For the immediate future, keep an eye on your extensions. If they get disabled you may be able to temporarily re-enable them.
It’s definitely worth trying out MV3 extensions to see if they’re good enough. It may be that you just don’t need the flexibility of the MV2 code, and the new extension is fine.
You could switch to another browser; Mozilla claims they have no plans to deprecate MV2 in Firefox, and many of the extensions you use on Chrome are available for Firefox.
There are some forks of Chromium that have built in ad blocking (e.g. Brave) but some of these may come with other concerns.
There are also some commercial Enterprise browsers out there with their own ad-blocker engines which shouldn’t be impacted by this (I was involved in the evaluation of one, and it was pretty good, but I try not to recommend products!)
Vivaldi wants to keep MV2 functionality “for as long as it’s still available in Chromium”, which may be until June 2025.
Getting another year of life
Which brings us to another way of keeping going until June 2025. Google are granting Enterprises the ability to keep MV2 extensions by setting a management policy. We can make use of this even for unmanaged browsers!
If you go to about:policy in chrome and click on “Show policies with no
value set” then you’ll see an entry called “ExtensionManifestV2Availability”.
This can be used to control if MV2 can be used. The default value is
“browser default” but we can set this to 2 to force it to be on.
How we do this will depend on your OS.
Obviously Enterprises using the Manager tool can set it there. But even without this the policy can be set on a machine by machine basis.
On Windows this is stored in the registry. We can set it from an admin command line:
C:\Windows\System32>reg add HKLM\Software\Policies\Google\Chrome /v ExtensionManifestV2Availability /t REG_DWORD /d 2
The operation completed successfully.
On Linux if you view the policy logs (“more actions / view logs”) you should see entries similar to
[VERBOSE] Skipping mandatory platform policies because no policy file was found at: /etc/opt/chrome/policies/managed
[VERBOSE] Skipping recommended platform policies because no policy file was found at: /etc/opt/chrome/policies/recommended
This tells us where the policy file needs to be placed. It may be different on Chromium. In my case I was then able to do
# mkdir -p /etc/opt/chrome/policies/managed
# echo '{
"ExtensionManifestV2Availability": 2
}' > /etc/opt/chrome/policies/managed/v2.json
In both scenarios, if you go back to about://policy and click on
“Reload policies” the value should show up.

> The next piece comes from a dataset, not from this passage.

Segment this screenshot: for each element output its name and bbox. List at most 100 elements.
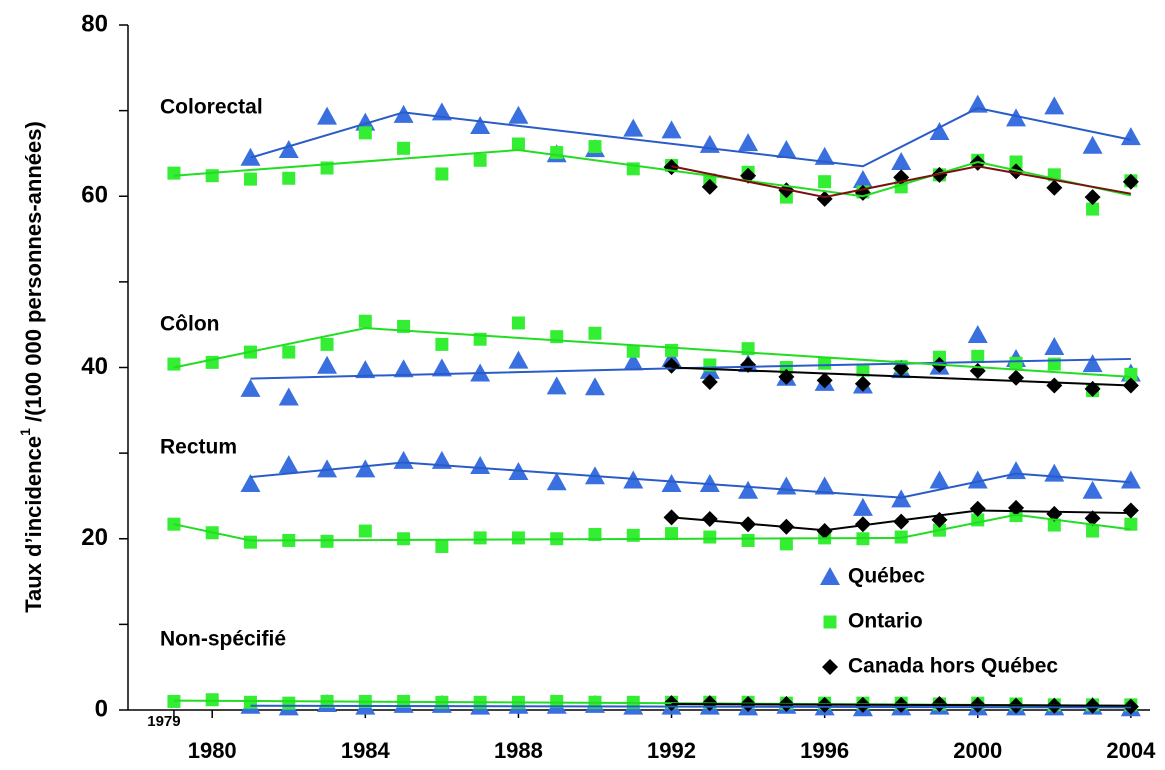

With luck this will let us keep using MV2 extensions until June 2025.
This may come with a downside; Google are no longer accepting MV2 extensions into their store so if there is a security issue found in an extension then it may not get fixed. So definitely caveat emptor!
These changes are at the machine level, so every user of the machine will get this policy.

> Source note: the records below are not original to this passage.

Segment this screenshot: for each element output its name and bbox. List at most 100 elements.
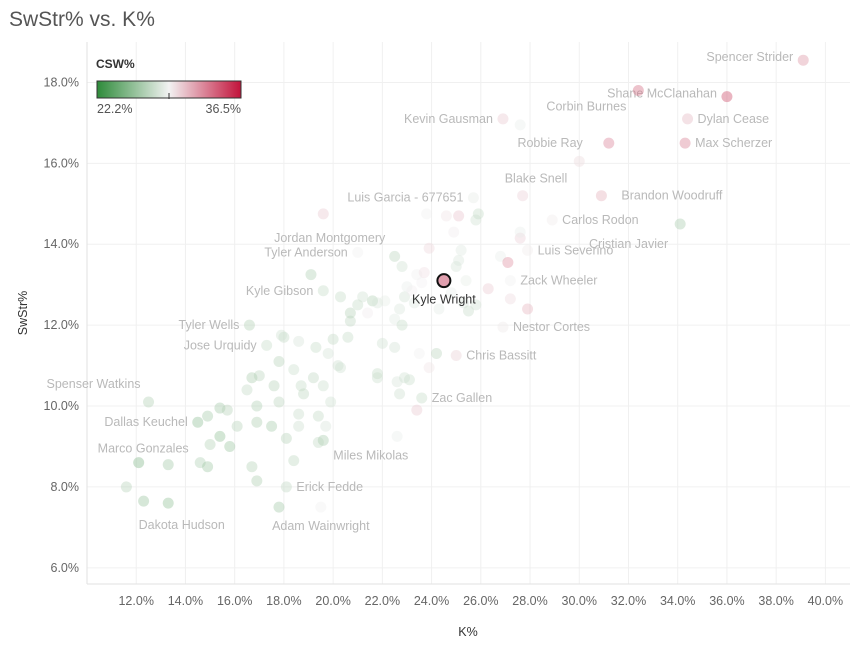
data-label: Kyle Gibson [246, 284, 313, 298]
data-point [504, 293, 516, 305]
data-point [231, 420, 243, 432]
data-label: Carlos Rodon [562, 213, 638, 227]
data-point [573, 155, 585, 167]
data-point [406, 285, 418, 297]
data-point [246, 372, 258, 384]
data-point [224, 440, 236, 452]
data-point [352, 299, 364, 311]
data-point [243, 319, 255, 331]
data-point [394, 388, 406, 400]
data-point [202, 410, 214, 422]
data-point [433, 303, 445, 315]
data-point [241, 384, 253, 396]
data-label: Chris Bassitt [466, 348, 537, 362]
data-point [546, 214, 558, 226]
data-point [391, 430, 403, 442]
data-point [721, 91, 733, 103]
data-label: Corbin Burnes [546, 100, 626, 114]
data-point [421, 208, 433, 220]
data-point [423, 362, 435, 374]
data-point [632, 85, 644, 97]
data-point [423, 242, 435, 254]
data-point [162, 497, 174, 509]
data-point [514, 232, 526, 244]
data-label: Robbie Ray [517, 136, 583, 150]
data-label: Tyler Wells [179, 318, 240, 332]
data-label: Luis Garcia - 677651 [347, 191, 463, 205]
data-point [192, 416, 204, 428]
y-tick-label: 12.0% [44, 318, 79, 332]
data-point [396, 260, 408, 272]
data-point [278, 331, 290, 343]
x-tick-label: 34.0% [660, 594, 695, 608]
data-label: Adam Wainwright [272, 519, 370, 533]
x-tick-label: 28.0% [512, 594, 547, 608]
data-point [143, 396, 155, 408]
highlighted-point [436, 273, 452, 289]
data-point [674, 218, 686, 230]
data-point [312, 436, 324, 448]
data-label: Cristian Javier [589, 237, 668, 251]
data-point [344, 315, 356, 327]
data-label: Jordan Montgomery [274, 231, 386, 245]
data-point [595, 190, 607, 202]
data-point [280, 481, 292, 493]
x-tick-label: 32.0% [611, 594, 646, 608]
data-label: Spencer Strider [706, 50, 793, 64]
data-point [295, 380, 307, 392]
data-point [335, 291, 347, 303]
data-point [376, 337, 388, 349]
data-label: Tyler Anderson [264, 245, 347, 259]
x-tick-label: 12.0% [118, 594, 153, 608]
data-label: Kevin Gausman [404, 112, 493, 126]
data-point [342, 331, 354, 343]
data-point [273, 501, 285, 513]
data-point [470, 214, 482, 226]
data-point [253, 370, 265, 382]
x-axis-title: K% [458, 625, 477, 639]
data-point [682, 113, 694, 125]
data-point [305, 269, 317, 281]
data-point [470, 299, 482, 311]
data-label: Nestor Cortes [513, 320, 590, 334]
data-point [522, 244, 534, 256]
legend-min-label: 22.2% [97, 102, 132, 116]
data-point [288, 364, 300, 376]
data-label: Brandon Woodruff [621, 189, 723, 203]
data-point [517, 190, 529, 202]
y-tick-label: 18.0% [44, 75, 79, 89]
data-label: Jose Urquidy [184, 338, 258, 352]
data-point [371, 368, 383, 380]
data-point [120, 481, 132, 493]
data-point [455, 244, 467, 256]
data-point [325, 396, 337, 408]
data-point [320, 420, 332, 432]
data-point [482, 283, 494, 295]
data-point [214, 402, 226, 414]
data-point [396, 319, 408, 331]
x-tick-label: 24.0% [414, 594, 449, 608]
data-point [679, 137, 691, 149]
data-point [315, 501, 327, 513]
data-point [389, 250, 401, 262]
data-point [371, 297, 383, 309]
data-point [411, 269, 423, 281]
data-label: Marco Gonzales [98, 442, 189, 456]
data-point [408, 297, 420, 309]
data-point [467, 192, 479, 204]
data-label: Erick Fedde [296, 480, 363, 494]
data-label: Luis Severino [538, 243, 614, 257]
data-point [401, 281, 413, 293]
highlighted-label: Kyle Wright [412, 293, 476, 307]
data-point [472, 208, 484, 220]
data-point [202, 461, 214, 473]
data-point [453, 210, 465, 222]
data-point [221, 404, 233, 416]
x-tick-label: 40.0% [808, 594, 843, 608]
data-point [418, 267, 430, 279]
data-point [391, 376, 403, 388]
x-tick-label: 26.0% [463, 594, 498, 608]
legend-max-label: 36.5% [206, 102, 241, 116]
data-point [440, 210, 452, 222]
data-point [246, 461, 258, 473]
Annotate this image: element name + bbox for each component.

Enterprises could set the registry via a GPO and update the local file on Unix machines with their preferred management tool.
Home users can do this manually. It needs to be done on each machine, so if you have more than one machine then remember to make this change everywhere!
Summary
The MV2 deprecation is not popular. It may add some security benefits against rogue extensions but it definitely has downsides for the more privacy and security conscious folks.
In the long run we might see a resurgence of alternate browsers and the decline of Chromium based ones (much as Chrome killed Internet Explorer), but given many end users are likely just using Edge on Windows I won’t hold my breath.